All three scripts do the same thing:

  • Detect your GPU (NVIDIA, AMD, Intel, or Apple Silicon)
  • Check VRAM and recommend a model size (4B for 4GB, 8B for 8GB, 14B for 16GB, 32B for 24GB+)
  • Estimate GPU wattage based on detected hardware
  • Install dependencies (Ollama, cloudflared, Docker if missing)
  • Generate secure secrets (JWT, internal token, bootstrap token)
  • Run health checks before and after startup
  • Verify the server is reachable

There's a --quick flag for completely non-interactive installs with sensible defaults, and a --dry-run flag to preview what would happen without executing anything.

GPU wattage is now auto-detected at runtime. NVIDIA GPUs query nvidia-smi for the actual power limit. Apple Silicon and AMD GPUs use chip-family estimates. You can still override it in .env if the detection is wrong, but most people won't need to.

OpenAI-Compatible Tool Calling

OpenCode (and other OpenAI-compatible clients) can now use function calling through GPUShare. The middleware passes through tools, tool_choice, tool_calls, and tool_call_id to both Ollama and OpenRouter backends.

Models were returning raw XML <tool_call> tags instead of structured JSON. That's fixed. Function calls now work as expected.

Bug Fixes

The account page pie chart was showing incorrect costs. Cloud inference was being calculated from only the first 50 usage logs instead of the full total, so anyone with more than 50 entries saw wrong numbers. The backend now tracks cloud_inference_usage as a separate ledger type and returns the real total.

The donut chart was deriving render costs from totalUsed - inferenceCost, which included non-usage ledger entries (top-ups, adjustments, invoice payments). It now uses per-type ledger sums queried from the backend, matching the admin dashboard logic.

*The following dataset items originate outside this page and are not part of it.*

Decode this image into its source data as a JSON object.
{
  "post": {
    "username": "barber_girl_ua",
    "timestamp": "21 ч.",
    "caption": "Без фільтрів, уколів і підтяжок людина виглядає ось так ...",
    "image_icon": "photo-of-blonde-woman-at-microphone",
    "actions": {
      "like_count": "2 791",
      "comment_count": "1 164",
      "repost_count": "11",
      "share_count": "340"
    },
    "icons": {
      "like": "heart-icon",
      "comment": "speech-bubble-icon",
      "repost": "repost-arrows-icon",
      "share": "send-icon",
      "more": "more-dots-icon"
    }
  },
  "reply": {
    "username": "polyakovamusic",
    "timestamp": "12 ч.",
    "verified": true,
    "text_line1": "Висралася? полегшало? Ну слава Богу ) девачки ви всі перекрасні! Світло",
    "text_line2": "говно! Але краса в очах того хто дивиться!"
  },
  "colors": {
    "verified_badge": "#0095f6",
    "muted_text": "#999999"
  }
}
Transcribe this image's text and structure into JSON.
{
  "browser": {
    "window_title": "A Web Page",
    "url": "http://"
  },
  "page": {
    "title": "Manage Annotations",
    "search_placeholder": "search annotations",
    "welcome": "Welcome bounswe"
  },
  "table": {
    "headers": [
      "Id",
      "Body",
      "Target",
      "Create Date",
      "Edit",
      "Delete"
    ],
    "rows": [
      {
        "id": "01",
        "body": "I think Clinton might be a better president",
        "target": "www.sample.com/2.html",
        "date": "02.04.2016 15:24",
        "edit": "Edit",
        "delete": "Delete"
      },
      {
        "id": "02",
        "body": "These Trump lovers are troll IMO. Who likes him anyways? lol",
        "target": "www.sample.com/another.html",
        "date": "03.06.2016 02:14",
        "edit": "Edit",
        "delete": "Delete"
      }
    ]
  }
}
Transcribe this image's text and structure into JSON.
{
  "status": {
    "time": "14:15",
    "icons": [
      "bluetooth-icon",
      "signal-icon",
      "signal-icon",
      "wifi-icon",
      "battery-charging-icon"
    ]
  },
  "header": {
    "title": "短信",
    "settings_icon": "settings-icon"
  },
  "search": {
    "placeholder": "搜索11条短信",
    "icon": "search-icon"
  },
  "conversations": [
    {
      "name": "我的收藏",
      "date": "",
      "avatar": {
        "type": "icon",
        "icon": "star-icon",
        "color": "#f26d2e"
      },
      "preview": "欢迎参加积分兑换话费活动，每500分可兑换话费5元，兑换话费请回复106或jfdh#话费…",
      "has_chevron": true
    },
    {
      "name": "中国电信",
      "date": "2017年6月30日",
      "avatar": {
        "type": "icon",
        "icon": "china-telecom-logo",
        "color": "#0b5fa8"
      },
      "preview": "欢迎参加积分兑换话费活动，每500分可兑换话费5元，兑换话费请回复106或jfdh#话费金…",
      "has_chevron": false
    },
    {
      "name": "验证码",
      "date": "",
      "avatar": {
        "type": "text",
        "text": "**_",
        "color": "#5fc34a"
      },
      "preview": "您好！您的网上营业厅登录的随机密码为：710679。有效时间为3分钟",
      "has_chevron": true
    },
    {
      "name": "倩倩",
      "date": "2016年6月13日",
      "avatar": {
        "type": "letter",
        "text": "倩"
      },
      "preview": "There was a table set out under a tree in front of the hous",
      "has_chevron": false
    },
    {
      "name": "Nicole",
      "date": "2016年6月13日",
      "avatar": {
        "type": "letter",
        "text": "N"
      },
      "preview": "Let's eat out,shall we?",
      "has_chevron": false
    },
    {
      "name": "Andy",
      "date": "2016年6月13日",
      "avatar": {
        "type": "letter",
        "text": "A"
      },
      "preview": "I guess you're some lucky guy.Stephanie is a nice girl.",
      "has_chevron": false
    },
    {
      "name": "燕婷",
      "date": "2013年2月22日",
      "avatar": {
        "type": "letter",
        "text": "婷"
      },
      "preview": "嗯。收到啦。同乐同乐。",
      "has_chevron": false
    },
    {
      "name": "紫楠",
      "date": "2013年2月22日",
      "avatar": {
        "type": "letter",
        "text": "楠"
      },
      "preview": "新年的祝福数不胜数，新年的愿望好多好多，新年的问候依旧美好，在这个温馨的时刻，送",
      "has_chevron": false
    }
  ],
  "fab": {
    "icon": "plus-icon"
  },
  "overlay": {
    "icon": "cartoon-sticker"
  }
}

CORS errors from the Vercel deployment are fixed. Models with vision support now correctly filter file attachments by capability.

What's Next

The core platform works. Setup is straightforward. Costs are metered correctly. The architecture is cleaner.

Next priorities:

  • Usage analytics dashboard (per-model breakdowns, hourly patterns)
  • Render queue improvements (priority scheduling, better progress feedback)
  • Multi-GPU support for people running more than one card

The code is open source at github.com/Slaymish/GPUShare. If you have a GPU sitting idle and people who'd use it, try it out.